The nozzle portion 15 of the duct should have sufficient length to afford longitudinal guidance to the ram air flowing through it and cause that air to issue from the nozzle as a stream. As indicated above, the tongue has one smaller or minor width dimension and one larger or major width dimension, so that it tends to vibrate in the directions of its minor width dimension. The nozzle, as best seen in FIG. 2, similarly has major and minor width dimensions which are oriented in correspondence with those of the tongue. The tongue and the nozzle portion of the duct are symmetrical both ways in cross-section, so that each has a readily identifiable lengthwise extending centerline, and when the tongue is unflexed, its centerline should coincide as nearly as possible with that of the nozzle. The free end of the tongue should be relatively near the nozzle outlet. A further important relationship between the tongue and the nozzle is that the minor width of the nozzle shall be substantially equal to that of the tongue. As a minimum, the minor width of the nozzle should be only very slightly less than the minor width of the tongue; preferably the minor width of the nozzle should be equal to that of the tongue, or slightly larger but not greatly larger. The major width of the nozzle should be at least equal to that of the tongue, but can be substantially greater if desired.

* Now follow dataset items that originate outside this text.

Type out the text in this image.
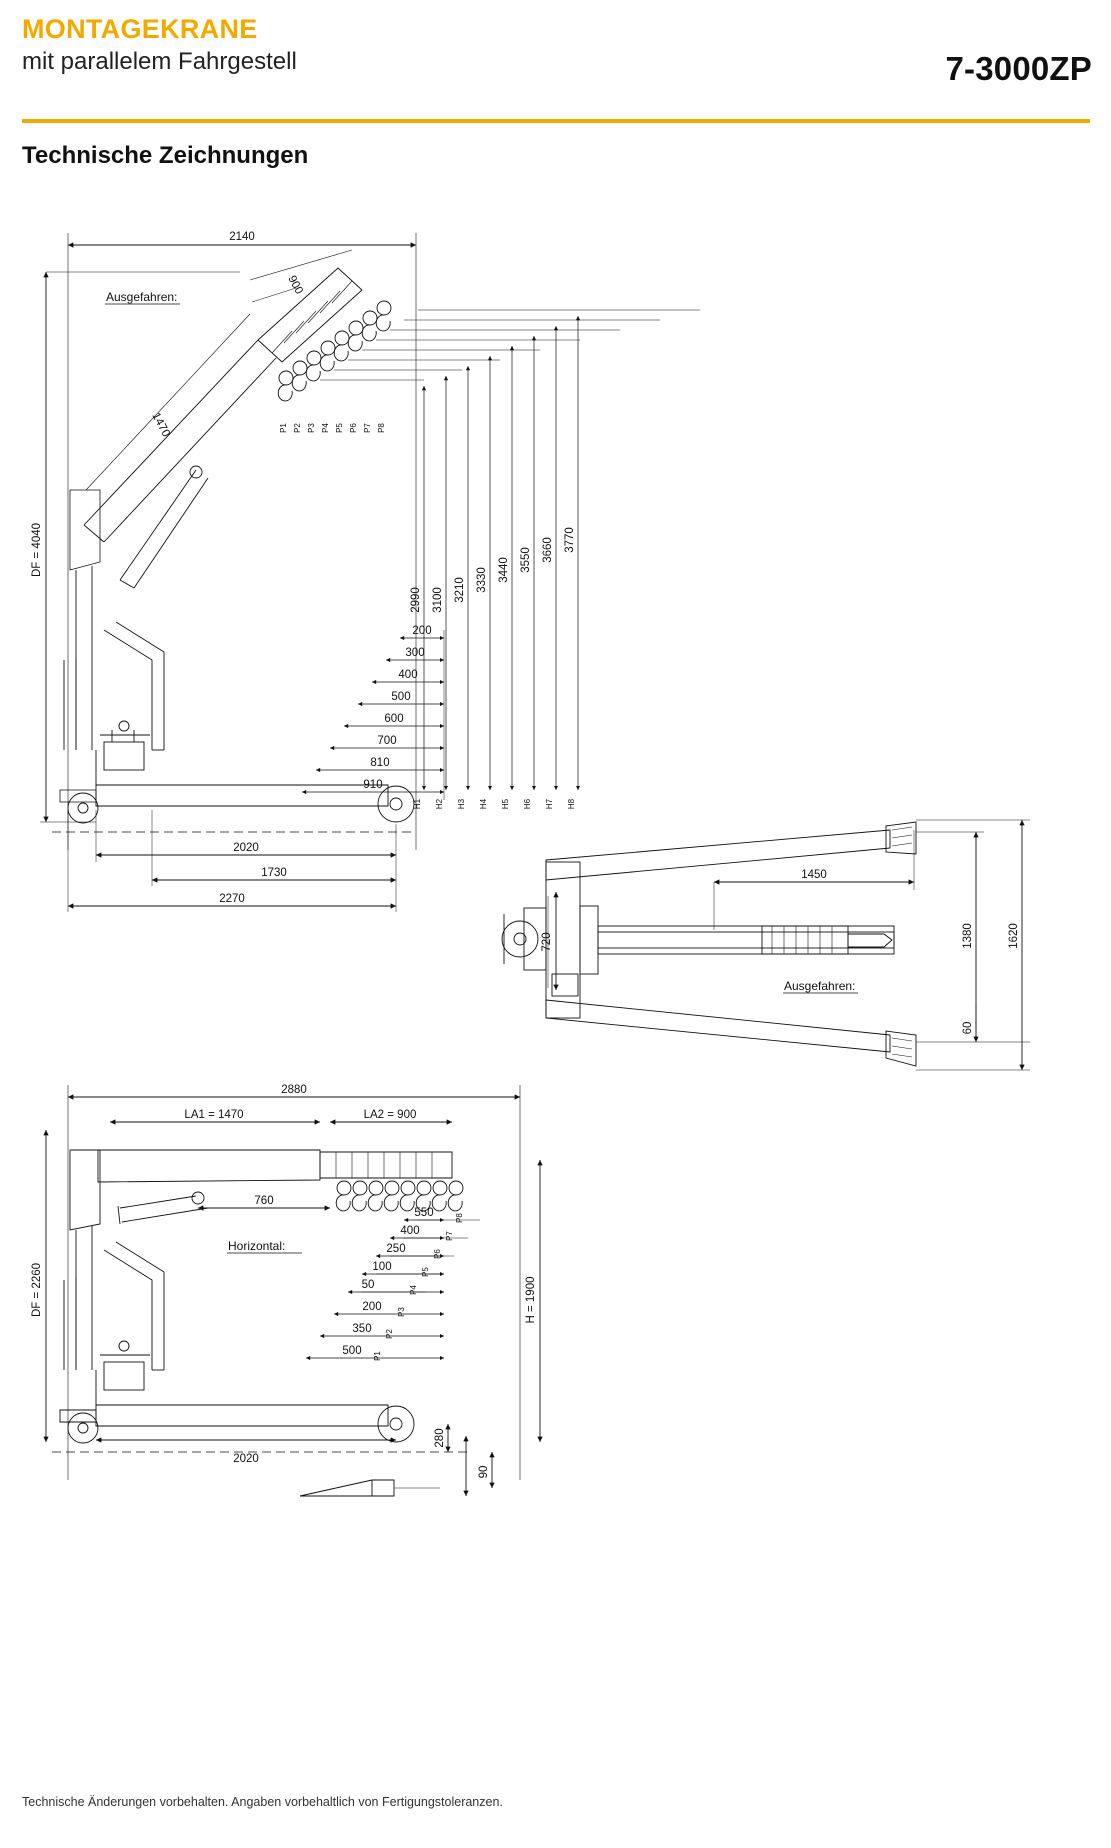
MONTAGEKRANE
mit parallelem Fahrgestell	7-3000ZP
Technische Zeichnungen
2140
Ausgefahren:
900
1470
DF = 4040
P1 P2 P3 P4 P5 P6 P7 P8
200
300
400
500
600
700
810
910
2990 3100 3210 3330 3440 3550 3660 3770
H1 H2 H3 H4 H5 H6 H7 H8
2020
1730
2270
1450
720	1380	1620
60
Ausgefahren:
2880
LA1 = 1470	LA2 = 900
760
Horizontal:
DF = 2260	H = 1900
550
400
250
100
50
200
350
500
P8
P7
P6
P5
P4
P3
P2
P1
2020
280
90
Technische Änderungen vorbehalten. Angaben vorbehaltlich von Fertigungstoleranzen.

The shape of the cavity in which the tongue is located is not critical, so long as it allows the tongue to have adequate space for free vibration. The air outlet ducts 8 are arranged in symmetrical relation to the ram air inlet duct and are spaced a substantial distance from the nozzle 15 in the direction toward the connected end of the tongue. The outlet ducts must have adequate size in the cross-section to permit free flow or ram air into, through and out of the cavity, which is to say that their combined cross-section area should preferably be greater than that of the ram air inlet duct.

The ram air moving through the inlet duct should have a flow that is as nearly laminar as possible, without rotation about the nozzle centerline. To promote such flow, the inlet portion 7 of the ram air duct can be formed as a well or recess which is concentric to the centerline of the nozzle portion 15 and to the body axis and which is substantially wider than the major width of the nozzle. The fowardly opening mouth of this recess can be flared somewhat, as shown in FIG. 1. The recess 7 provides a well-defined stagnation pressure zone on the nose of the body that is in line with the nozzle portion 15, assuring a source of high pressure air. The recess also serves to counteract the tendency for rotation of the air passing through the nozzle portion 15, especially if it has longitudinally extending fins or vanes 25 installed therein. (For clarity, the vanes 25 are omitted in FIG. 2.) Such rotational tendency is of course also counteracted by the cross-sectional shape of the nozzle along the substantial length thereof.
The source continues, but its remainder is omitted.